Startups are an all-consuming thing.  It’s hard to split time and passion across multiple ones.  Startups are hard enough as it is, but balancing two at the same time is almost always a bad idea.”

– Dharmesh Shah Cofounder of HubSpot

When I started my business, years ago, my vision was to build a company that spun off multiple companies that would be run in parallel.  The idea was simple; most businesses will fail, so build a couple and focus on the money-makers.

As time progressed it became clear that this is difficult in practice.  As a small entity, the pain points became very clear, very quickly.

One winner syndrome

No matter how many businesses you are able to successfully spin off, there will always be one winner.  One company will be growing faster than another.  One will generate more profit than another. In the case where you have one business that is in high growth and another that is in mediocre growth, how could you possibly justify capital allocation to company that is growing slowly?

Upfront capital

Every single business has some form of capital requirement.  If you decide you want to build three businesses in parallel, you’ve immediately got to divide your human capital and finances into three groups to make it happen.  This means you’re risking three times as much capital.

Returns

By building multiple companies in parallel, it becomes increasingly harder to make larger returns.   Let’s look at two entrepreneurs.
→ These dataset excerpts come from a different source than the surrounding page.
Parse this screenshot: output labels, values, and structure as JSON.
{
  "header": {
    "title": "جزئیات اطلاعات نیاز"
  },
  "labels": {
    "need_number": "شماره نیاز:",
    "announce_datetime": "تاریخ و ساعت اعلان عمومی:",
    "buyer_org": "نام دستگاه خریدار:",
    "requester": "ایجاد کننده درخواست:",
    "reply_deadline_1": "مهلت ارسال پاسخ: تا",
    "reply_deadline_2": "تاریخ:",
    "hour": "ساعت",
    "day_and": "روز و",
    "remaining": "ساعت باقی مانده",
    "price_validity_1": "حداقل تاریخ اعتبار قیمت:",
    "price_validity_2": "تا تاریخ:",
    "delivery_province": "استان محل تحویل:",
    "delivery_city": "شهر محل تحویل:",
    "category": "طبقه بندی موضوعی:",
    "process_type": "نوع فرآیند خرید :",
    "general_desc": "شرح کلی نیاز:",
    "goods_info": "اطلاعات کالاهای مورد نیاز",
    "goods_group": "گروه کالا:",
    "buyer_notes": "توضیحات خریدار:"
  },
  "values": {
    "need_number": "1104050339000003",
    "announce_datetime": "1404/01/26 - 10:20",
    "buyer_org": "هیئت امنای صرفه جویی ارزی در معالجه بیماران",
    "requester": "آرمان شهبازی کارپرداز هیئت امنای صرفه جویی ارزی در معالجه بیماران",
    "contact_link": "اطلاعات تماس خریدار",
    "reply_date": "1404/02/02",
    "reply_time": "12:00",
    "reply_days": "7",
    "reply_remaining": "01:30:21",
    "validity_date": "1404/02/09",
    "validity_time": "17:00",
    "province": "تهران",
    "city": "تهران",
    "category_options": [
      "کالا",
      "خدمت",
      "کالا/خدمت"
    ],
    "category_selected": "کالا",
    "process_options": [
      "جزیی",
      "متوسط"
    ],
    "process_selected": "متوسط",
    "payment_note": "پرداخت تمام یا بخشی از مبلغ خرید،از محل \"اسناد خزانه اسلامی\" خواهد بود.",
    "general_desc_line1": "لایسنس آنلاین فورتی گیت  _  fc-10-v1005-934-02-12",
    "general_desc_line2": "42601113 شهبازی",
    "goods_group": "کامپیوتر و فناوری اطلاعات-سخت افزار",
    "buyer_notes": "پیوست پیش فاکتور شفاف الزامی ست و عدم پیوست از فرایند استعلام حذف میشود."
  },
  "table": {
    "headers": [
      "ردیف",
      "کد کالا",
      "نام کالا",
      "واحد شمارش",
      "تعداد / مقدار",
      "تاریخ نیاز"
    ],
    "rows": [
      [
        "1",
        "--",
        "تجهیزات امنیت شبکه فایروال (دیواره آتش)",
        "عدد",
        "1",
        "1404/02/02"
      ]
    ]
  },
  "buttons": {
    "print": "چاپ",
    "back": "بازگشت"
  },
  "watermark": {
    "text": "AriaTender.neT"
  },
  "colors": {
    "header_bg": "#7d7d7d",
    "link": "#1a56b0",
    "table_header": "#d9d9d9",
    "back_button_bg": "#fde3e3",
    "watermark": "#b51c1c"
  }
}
Bob built three companies and was able to achieve 10% month over month with one.  He decides the other two companies are unprofitable and shuts them down.   It cost him roughly $150,000 to start all three companies and another $25,000 to wind down the two other companies.  To get his money back, he needs to invest another $151,744 to keep the company afloat long enough to reap the reward.  His total capital invested is $301,769. By the end of year 5 his investment returned $2.5 million.  That’s about an 8.3x return.

Jill built one company that achieved a 5% month over month growth at a cost of $50,000.   Instead of being busy winding down two other companies and laying off staff, Jill was able to keep tweaking her company that by month 3 they achieved a 10% month over month growth.   To get her company to break even she needs to invest an additional $160,487 for a grand total of $210,487. By the end of year 5, her investment returned $2.3 million.  That’s almost an 11x return.

Lack of Resources

The biggest challenge any startup has is a lack of resources, whether it is time, focus, finances or human capital.  By splitting those limited resources across multiple companies, you are effectively reducing its power.There are a million little things to do in a startup that start compounding over time.  If your time and focus is split it’s hard to measure your impact.  If your finances are split it’s hard to know if a dollar is better served in one company or another.

Conclusion

With all that being said, I do believe there does come a point, where running businesses in parallel makes sense.  When a company has effectively hit a ceiling with it’s own core offerings, should it consider expanding into new ventures or product offerings.

Let’s get back to basics and build a product that has a large target audience, maximize that product’s economics, scalability and marketability.  If you’ve tried everything and can’t make the product work, start over.  Eventually you’ll find a product that does work and you’ll hit a ceiling, at that point you’ll have an abundance of resources to run in parallel.